足立の大将は、醤油つくりを心から愛している人です。
                                       推薦者 醤油ソムリエ 高橋万太郎


2009年3月に足立醸造に新しい桶が運び込まれました。5,000リットルを越える大きさの醤油を仕込むための木桶です。
そして、この出来事は醤油に携わる人たちにとっては大きな「驚き」でした。
製造技術や設備の進歩に伴って、「短期間」かつ「低コスト」で醤油作りができるようになっている昨今、昔ながらの桶で醤油を仕込むことは、「手間」と「時間」と「コスト」のかかるものとして、その数は減少の一途をたどっています。
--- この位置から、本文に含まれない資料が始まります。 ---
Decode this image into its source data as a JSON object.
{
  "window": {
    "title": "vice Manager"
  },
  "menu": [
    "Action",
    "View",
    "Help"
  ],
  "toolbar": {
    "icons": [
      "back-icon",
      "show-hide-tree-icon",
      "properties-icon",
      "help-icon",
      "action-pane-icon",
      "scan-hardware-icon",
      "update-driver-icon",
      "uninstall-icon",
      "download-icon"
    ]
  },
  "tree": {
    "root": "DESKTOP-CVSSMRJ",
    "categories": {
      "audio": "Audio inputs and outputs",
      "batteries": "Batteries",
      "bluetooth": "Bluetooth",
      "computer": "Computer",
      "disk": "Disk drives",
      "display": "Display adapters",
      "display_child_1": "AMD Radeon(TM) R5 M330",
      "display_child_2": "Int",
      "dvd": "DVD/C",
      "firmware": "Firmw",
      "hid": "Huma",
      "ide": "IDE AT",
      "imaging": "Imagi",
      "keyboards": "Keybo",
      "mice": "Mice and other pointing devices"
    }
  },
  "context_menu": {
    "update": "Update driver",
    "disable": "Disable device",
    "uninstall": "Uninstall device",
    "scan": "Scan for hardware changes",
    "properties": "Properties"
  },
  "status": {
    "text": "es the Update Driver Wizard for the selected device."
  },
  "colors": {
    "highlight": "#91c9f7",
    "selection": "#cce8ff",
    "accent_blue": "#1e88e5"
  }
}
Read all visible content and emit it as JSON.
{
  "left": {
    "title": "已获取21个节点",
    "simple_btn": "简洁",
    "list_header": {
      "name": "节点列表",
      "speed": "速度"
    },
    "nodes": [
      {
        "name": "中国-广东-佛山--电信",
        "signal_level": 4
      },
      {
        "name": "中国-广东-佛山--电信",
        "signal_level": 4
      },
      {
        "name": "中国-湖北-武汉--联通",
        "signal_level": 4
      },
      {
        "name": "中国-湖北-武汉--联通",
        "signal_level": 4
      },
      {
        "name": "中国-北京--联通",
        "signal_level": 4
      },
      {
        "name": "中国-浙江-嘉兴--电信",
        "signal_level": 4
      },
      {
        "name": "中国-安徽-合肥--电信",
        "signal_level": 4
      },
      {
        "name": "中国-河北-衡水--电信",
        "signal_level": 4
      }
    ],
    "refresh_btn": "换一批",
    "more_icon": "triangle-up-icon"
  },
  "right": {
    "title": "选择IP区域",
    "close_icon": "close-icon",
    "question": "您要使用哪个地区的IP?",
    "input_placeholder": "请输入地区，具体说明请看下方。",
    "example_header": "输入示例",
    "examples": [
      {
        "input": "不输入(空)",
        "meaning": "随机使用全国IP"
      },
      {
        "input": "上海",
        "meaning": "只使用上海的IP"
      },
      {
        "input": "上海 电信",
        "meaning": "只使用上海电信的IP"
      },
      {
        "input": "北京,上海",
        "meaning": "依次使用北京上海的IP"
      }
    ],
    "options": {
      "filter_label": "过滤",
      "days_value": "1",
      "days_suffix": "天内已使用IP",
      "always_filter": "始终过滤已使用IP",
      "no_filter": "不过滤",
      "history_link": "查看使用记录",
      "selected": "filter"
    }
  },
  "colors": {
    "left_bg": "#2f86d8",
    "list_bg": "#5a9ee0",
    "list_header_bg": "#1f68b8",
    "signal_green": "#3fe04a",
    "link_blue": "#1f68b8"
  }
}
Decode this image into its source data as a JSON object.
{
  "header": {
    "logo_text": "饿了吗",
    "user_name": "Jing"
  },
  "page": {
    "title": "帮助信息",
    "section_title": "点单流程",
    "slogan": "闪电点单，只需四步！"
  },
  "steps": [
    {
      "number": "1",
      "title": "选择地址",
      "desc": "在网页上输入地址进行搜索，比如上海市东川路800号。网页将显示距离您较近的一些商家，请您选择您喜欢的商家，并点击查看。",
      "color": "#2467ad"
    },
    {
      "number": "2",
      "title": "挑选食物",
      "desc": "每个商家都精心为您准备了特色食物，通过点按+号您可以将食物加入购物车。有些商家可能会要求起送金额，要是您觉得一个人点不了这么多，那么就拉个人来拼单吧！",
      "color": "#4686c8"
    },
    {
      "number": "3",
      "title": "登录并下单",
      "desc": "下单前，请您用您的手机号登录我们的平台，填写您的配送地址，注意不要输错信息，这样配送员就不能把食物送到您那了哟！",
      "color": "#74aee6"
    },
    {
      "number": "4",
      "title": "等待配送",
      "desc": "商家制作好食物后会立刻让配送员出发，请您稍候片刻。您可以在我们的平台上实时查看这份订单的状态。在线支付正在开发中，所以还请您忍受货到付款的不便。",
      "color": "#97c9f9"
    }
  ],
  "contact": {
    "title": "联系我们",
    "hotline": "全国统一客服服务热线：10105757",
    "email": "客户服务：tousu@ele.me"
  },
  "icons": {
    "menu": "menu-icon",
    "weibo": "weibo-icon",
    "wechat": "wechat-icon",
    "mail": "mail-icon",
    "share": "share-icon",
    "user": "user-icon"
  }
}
「桶仕込みをやめる」話を聞くことはあっても、「桶を増やす」話を聞く機会はありませんでした・・・
桶仕込みの場合、機械が自動的に管理してくれるものではありませんから、常に職人が向かい合って適切なサポートを施してあげることが必要不可欠になります。
「休みの日であっても蔵の様子を見に行ってしまうんだ!」と足立の大将。その表情からは、本心から醤油造りを愛する様子が話をしていると伝わってきます。
全国の醤油蔵を訪ね歩いていると、それぞれの蔵によって醤油の味が違うことを日々実感しています。むしろ、造り手である職人の「人柄」や「想い」というものが、醤油の味に現れているのでは・・・?!と感じてさえいます。
足立の大将と初めて出会った時、大きなザルで大豆を洗いながら、こんなことを呟いていました。

「毎日、醤油だけ造っていることができれば・・・これほど幸せなことはない!」と。

醤油は「自然」が造るものですが、それだけでは決して美味しい醤油はできません。
美味しい醤油になるように、少しだけ人が手を加えてあげる。
人が関わりすぎることもだめなわけで、その「少し」の加減が職人の技なのです。
もちろん、一朝一夕で会得できるものではありませんし、教科書に書かれているものでもありません。

足立の大将が日々醤油と向かい合って造り上げた天然醸造醤油。私自身大好きで、胸を張ってお薦めする逸品です!


高橋万太郎

職人仕立ての醤油の美味しさに魅了されて、
全国にある醤油蔵を渡り歩き、その訪問蔵数は100以上に上る。

奥深い醤油の魅力を多くの人に伝えようと
ウェブサイト「醤油職人.com」を立ち上げ、
「醤油ソムリエ」、「醤油プロデューサー」として
数々の雑誌、メディアからも注目され多岐に亘り活躍。

醤油業界を背負って立つ若き担い手の一人である。